Search query languages should intelligently pick up the most common intention of the user while still allowing overriding the default behavior.
! In #3560, @KShivendu wrote:
Hey @vlorentz@zack, I've been using sourcegraph.com for almost a year now and I feel that they have worked a lot on polishing their search query language. I think we can learn from them and adapt our language. Here are a few suggestions:
Thanks for investigating this and making a list of actionable suggestions!
Here is a case-by-case commentary below:
Instead of making it mandatory to use the origin and metadata keyword. We can just allow users to mention keywords without mentioning the field and search those terms in origin (higher score) and metadata fields.
This will allow users to write smaller and effective queries:
django last_visit > 2022 instead of origin:django and last_visit > 2022
progval instead of metadata:progval
This one gives me pause, but only because we need to make sure it's not semantically ambiguous. Let's see if I'm getting it right:
if there are no qualifiers ("o:", "m:"), we search by default in both origin and metadata, and rank the results
if there are qualifiers we only search in the associated data
Correct?
If so, I'm fine with this, but we need to check how much worse performances get.
Also, I'm not so sure the ranking criteria should be "origin hits win", maybe there's something smarter to be used there...

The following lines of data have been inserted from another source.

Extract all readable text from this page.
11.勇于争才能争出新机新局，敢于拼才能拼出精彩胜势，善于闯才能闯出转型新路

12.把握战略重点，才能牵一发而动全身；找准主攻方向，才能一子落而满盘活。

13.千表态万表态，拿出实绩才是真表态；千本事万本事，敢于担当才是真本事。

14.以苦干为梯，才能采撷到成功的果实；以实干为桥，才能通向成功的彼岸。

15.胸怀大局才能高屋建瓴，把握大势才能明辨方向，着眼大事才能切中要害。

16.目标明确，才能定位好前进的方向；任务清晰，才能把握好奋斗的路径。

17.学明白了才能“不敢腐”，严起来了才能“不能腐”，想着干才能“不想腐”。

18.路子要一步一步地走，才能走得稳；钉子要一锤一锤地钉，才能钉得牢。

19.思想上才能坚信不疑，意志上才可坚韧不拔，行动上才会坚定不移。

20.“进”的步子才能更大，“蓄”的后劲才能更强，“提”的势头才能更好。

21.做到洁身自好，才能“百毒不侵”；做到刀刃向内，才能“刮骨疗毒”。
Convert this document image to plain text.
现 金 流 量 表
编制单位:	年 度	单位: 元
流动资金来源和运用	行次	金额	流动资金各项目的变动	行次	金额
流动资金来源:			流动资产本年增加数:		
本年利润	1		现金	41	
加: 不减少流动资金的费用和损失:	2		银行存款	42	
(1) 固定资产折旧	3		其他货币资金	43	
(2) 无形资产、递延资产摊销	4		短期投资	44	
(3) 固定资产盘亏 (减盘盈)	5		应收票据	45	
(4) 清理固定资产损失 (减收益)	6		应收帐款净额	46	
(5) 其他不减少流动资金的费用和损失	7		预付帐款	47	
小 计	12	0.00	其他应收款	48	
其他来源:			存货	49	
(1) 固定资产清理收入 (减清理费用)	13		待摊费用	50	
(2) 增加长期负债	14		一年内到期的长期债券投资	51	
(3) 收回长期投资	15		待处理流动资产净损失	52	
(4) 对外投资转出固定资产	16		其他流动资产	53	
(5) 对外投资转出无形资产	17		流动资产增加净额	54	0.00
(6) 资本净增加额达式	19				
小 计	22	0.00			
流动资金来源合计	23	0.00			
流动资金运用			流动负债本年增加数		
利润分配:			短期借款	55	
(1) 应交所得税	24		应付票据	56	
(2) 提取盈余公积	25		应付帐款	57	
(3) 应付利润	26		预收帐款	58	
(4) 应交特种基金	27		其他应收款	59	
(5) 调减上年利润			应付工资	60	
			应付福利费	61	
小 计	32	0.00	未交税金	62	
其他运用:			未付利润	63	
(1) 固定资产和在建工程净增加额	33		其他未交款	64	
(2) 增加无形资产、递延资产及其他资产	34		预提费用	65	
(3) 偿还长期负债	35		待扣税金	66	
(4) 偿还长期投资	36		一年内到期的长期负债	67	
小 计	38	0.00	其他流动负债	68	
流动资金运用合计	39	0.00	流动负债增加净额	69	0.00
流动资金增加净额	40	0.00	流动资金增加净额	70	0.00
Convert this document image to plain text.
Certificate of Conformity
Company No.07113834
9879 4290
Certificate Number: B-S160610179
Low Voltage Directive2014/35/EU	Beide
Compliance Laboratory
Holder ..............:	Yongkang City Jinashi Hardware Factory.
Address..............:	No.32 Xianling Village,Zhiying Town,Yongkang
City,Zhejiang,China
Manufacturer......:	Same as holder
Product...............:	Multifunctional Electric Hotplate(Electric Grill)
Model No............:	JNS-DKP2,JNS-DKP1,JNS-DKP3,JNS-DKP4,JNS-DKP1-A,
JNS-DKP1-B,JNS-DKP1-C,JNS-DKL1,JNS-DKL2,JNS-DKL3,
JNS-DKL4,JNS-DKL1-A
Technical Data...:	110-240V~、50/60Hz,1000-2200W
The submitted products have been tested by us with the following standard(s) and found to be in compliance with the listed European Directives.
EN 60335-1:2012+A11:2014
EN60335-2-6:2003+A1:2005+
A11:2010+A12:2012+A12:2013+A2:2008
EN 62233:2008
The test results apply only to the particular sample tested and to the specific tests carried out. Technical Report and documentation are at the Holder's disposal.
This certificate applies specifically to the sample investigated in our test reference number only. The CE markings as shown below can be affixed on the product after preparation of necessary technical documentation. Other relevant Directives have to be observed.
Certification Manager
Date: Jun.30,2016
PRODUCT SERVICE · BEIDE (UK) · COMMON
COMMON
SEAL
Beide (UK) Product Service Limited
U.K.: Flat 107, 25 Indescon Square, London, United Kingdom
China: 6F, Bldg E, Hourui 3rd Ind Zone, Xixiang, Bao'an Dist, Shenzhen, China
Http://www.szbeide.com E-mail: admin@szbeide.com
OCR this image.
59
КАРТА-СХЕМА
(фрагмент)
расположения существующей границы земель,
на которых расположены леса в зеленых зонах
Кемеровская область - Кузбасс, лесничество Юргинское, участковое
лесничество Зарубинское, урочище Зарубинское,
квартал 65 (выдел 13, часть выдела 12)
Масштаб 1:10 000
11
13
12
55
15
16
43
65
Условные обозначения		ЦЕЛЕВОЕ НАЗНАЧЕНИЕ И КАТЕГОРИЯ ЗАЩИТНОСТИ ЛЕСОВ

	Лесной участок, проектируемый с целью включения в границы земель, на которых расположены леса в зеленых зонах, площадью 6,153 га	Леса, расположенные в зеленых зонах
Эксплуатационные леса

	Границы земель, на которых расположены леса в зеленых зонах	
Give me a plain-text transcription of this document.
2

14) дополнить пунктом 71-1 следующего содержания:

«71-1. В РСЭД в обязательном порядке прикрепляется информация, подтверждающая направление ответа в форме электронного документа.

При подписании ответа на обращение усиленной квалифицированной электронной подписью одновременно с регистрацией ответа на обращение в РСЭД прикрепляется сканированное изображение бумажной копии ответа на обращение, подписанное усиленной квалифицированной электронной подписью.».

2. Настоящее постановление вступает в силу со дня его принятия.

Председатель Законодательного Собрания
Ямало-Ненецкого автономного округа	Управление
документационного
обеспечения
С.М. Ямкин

Make it faster to write array filters like language and license
language: python|go instead of language in [python, go]
LGTM
It should be possible to negate any filter with -
-origin:XYZ should exclude origins containing the term XYZ (exact opposite of origin:XYZ)
LGTM
Provide aliases for writing queries faster
o:xyz should be equivalent to origin:xyz
m:abc should be equivalent to metadata:abc
lang:python or l:python should be equivalent to language:python
OK, but again as long as they're not ambiguous.
Assume and between filters if anything isn't provided.
origin:X metadata:Y instead of origin: X and metadata: Y
We can continue to support the query language, and the QL can be generated using the UI. This will help us to support saved searches and bookmarks.
We could have more search contexts (more than origin and metadata) in the future as we index more data.
It will be too hard to support different contexts with varying inputs just using a QL. It can done in a UI with some moving elements.
What do you think?